The Earth is the Lord's: Part 4 - Proper Unworldliness


"The sense of the transcendent is the heart of culture, the very essence of humanity. A civilization that is devoted exclusivley to the utilitarian is at bottom not different from barbarism. The world is sustained by unworldliness."

"In our zeal to change, in our passion to advance, we ridiculed superstition until we lost our ability to believe. We have helped to extinguish the light our fathers had kindled. We have bartered holiness for convenience, loyalty for success, wisdom for information, prayers for sermons, tradition for fashion." And I want my %&$! money back.

The Jewish understanding is that "the tasks, begun by the patriarchs and prophets and continued by their descendents, are now entrusted to us. We are either the last Jews or those who will hand over the entire past to generations to come. We will either forfeit or enrich the legacy of ages." We Christians must also deeply consider this. We are interconnected, we are part of the one universal church and we must not forfeit the deposit of faith passed down to us ... the apostolic tradition that we are called to live out and pass on to our children. Our life is meaningful.

Heschel goes so far as to say: "The gravest sin for a Jew is to forget what he represents. We are God's stake in human history... We carry the gold of God in our souls to forge the gate of the kingdom. There is a war to wage against the vulgar, against the glorfication of the absurd ... Loyal to the presence of the ultimate... we may be able to make clear that man is more than man, that in doing the finite he may perceive the infinite."

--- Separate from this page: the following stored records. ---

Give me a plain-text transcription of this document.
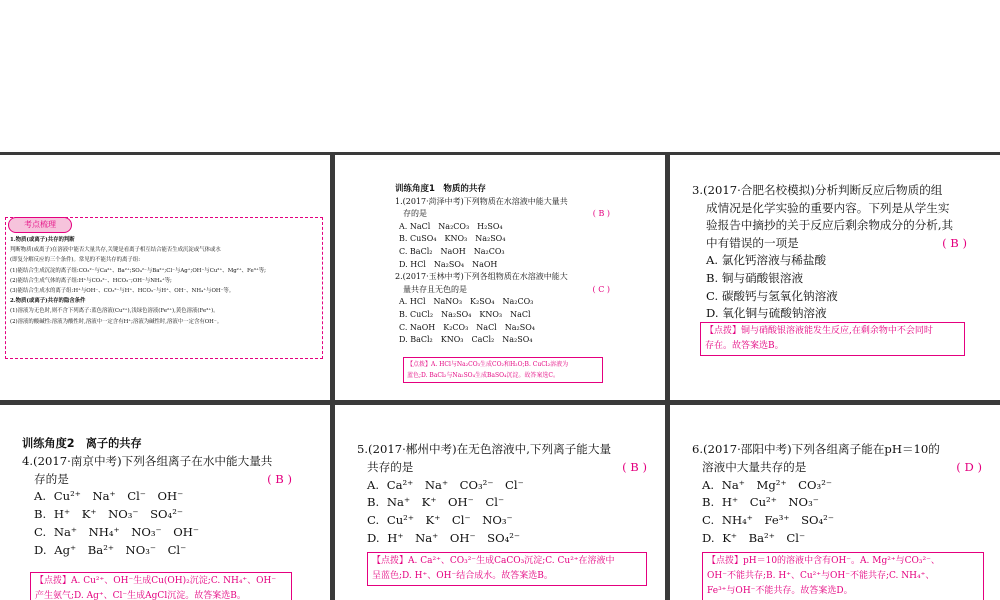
考点梳理
1.物质(或离子)共存的判断
判断物质(或离子)在溶液中能否大量共存,关键是看离子相互结合能否生成沉淀或气体或水
(即复分解反应的三个条件)。常见的不能共存的离子组:
(1)能结合生成沉淀的离子组:CO₃²⁻与Ca²⁺、Ba²⁺;SO₄²⁻与Ba²⁺;Cl⁻与Ag⁺;OH⁻与Cu²⁺、Mg²⁺、Fe³⁺等;
(2)能结合生成气体的离子组:H⁺与CO₃²⁻、HCO₃⁻;OH⁻与NH₄⁺等;
(3)能结合生成水的离子组:H⁺与OH⁻、CO₃²⁻与H⁺、HCO₃⁻与H⁺、OH⁻、NH₄⁺与OH⁻等。
2.物质(或离子)共存的隐含条件
(1)溶液为无色时,则不含下列离子:蓝色溶液(Cu²⁺),浅绿色溶液(Fe²⁺),黄色溶液(Fe³⁺)。
(2)溶液的酸碱性:溶液为酸性时,溶液中一定含有H⁺;溶液为碱性时,溶液中一定含有OH⁻。
训练角度1　物质的共存
1.(2017·菏泽中考)下列物质在水溶液中能大量共
存的是	( B )
A. NaCl　Na₂CO₃　H₂SO₄
B. CuSO₄　KNO₃　Na₂SO₄
C. BaCl₂　NaOH　Na₂CO₃
D. HCl　Na₂SO₄　NaOH
2.(2017·玉林中考)下列各组物质在水溶液中能大
量共存且无色的是	( C )
A. HCl　NaNO₃　K₂SO₄　Na₂CO₃
B. CuCl₂　Na₂SO₄　KNO₃　NaCl
C. NaOH　K₂CO₃　NaCl　Na₂SO₄
D. BaCl₂　KNO₃　CaCl₂　Na₂SO₄
【点拨】A. HCl与Na₂CO₃生成CO₂和H₂O;B. CuCl₂溶液为
蓝色;D. BaCl₂与Na₂SO₄生成BaSO₄沉淀。故答案选C。
3.(2017·合肥名校模拟)分析判断反应后物质的组
成情况是化学实验的重要内容。下列是从学生实
验报告中摘抄的关于反应后剩余物成分的分析,其
中有错误的一项是	( B )
A. 氯化钙溶液与稀盐酸
B. 铜与硝酸银溶液
C. 碳酸钙与氢氧化钠溶液
D. 氧化铜与硫酸钠溶液
【点拨】铜与硝酸银溶液能发生反应,在剩余物中不会同时
存在。故答案选B。
训练角度2　离子的共存
4.(2017·南京中考)下列各组离子在水中能大量共
存的是	( B )
A. Cu²⁺　Na⁺　Cl⁻　OH⁻
B. H⁺　K⁺　NO₃⁻　SO₄²⁻
C. Na⁺　NH₄⁺　NO₃⁻　OH⁻
D. Ag⁺　Ba²⁺　NO₃⁻　Cl⁻
【点拨】A. Cu²⁺、OH⁻生成Cu(OH)₂沉淀;C. NH₄⁺、OH⁻
产生氨气;D. Ag⁺、Cl⁻生成AgCl沉淀。故答案选B。
5.(2017·郴州中考)在无色溶液中,下列离子能大量
共存的是	( B )
A. Ca²⁺　Na⁺　CO₃²⁻　Cl⁻
B. Na⁺　K⁺　OH⁻　Cl⁻
C. Cu²⁺　K⁺　Cl⁻　NO₃⁻
D. H⁺　Na⁺　OH⁻　SO₄²⁻
【点拨】A. Ca²⁺、CO₃²⁻生成CaCO₃沉淀;C. Cu²⁺在溶液中
呈蓝色;D. H⁺、OH⁻结合成水。故答案选B。
6.(2017·邵阳中考)下列各组离子能在pH＝10的
溶液中大量共存的是	( D )
A. Na⁺　Mg²⁺　CO₃²⁻
B. H⁺　Cu²⁺　NO₃⁻
C. NH₄⁺　Fe³⁺　SO₄²⁻
D. K⁺　Ba²⁺　Cl⁻
【点拨】pH＝10的溶液中含有OH⁻。A. Mg²⁺与CO₃²⁻、
OH⁻不能共存;B. H⁺、Cu²⁺与OH⁻不能共存;C. NH₄⁺、
Fe³⁺与OH⁻不能共存。故答案选D。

Bishop Kallistos Ware (now Metropolitaton Kallistos) lectured on the church at Princeton almost 10 years ago and he said the calling of the church in our modern age was to tell the world what it meant to be human. The world has forgotton. We have forgotten that man is more than man ... that we are in the image of God.

He said: "We sit bowed before our computers, but we do not see the face of our sister or our brother ... we are in great need of a renewal of our Christian understanding of what it is to be a person, what it is moreover to be a person in relationship. We need to understand personhood, not as something closed in upon itself, but as something creatively open to others, and that means, as I see it, one of the urgent task of the here and now is to relate the human person to the Christian doctrine of the Trinity." Here is the lecture.

Comments

Cameron said…
"In our zeal to change, in our passion to advance, we ridiculed superstition until we lost our ability to believe. We have helped to extinguish the light our fathers had kindled. We have bartered holiness for convenience, loyalty for success, wisdom for information, prayers for sermons, tradition for fashion."

Just wonderful and profoundly challenging. "We ridiculed superstition until we lost our ability to believe." How true is that?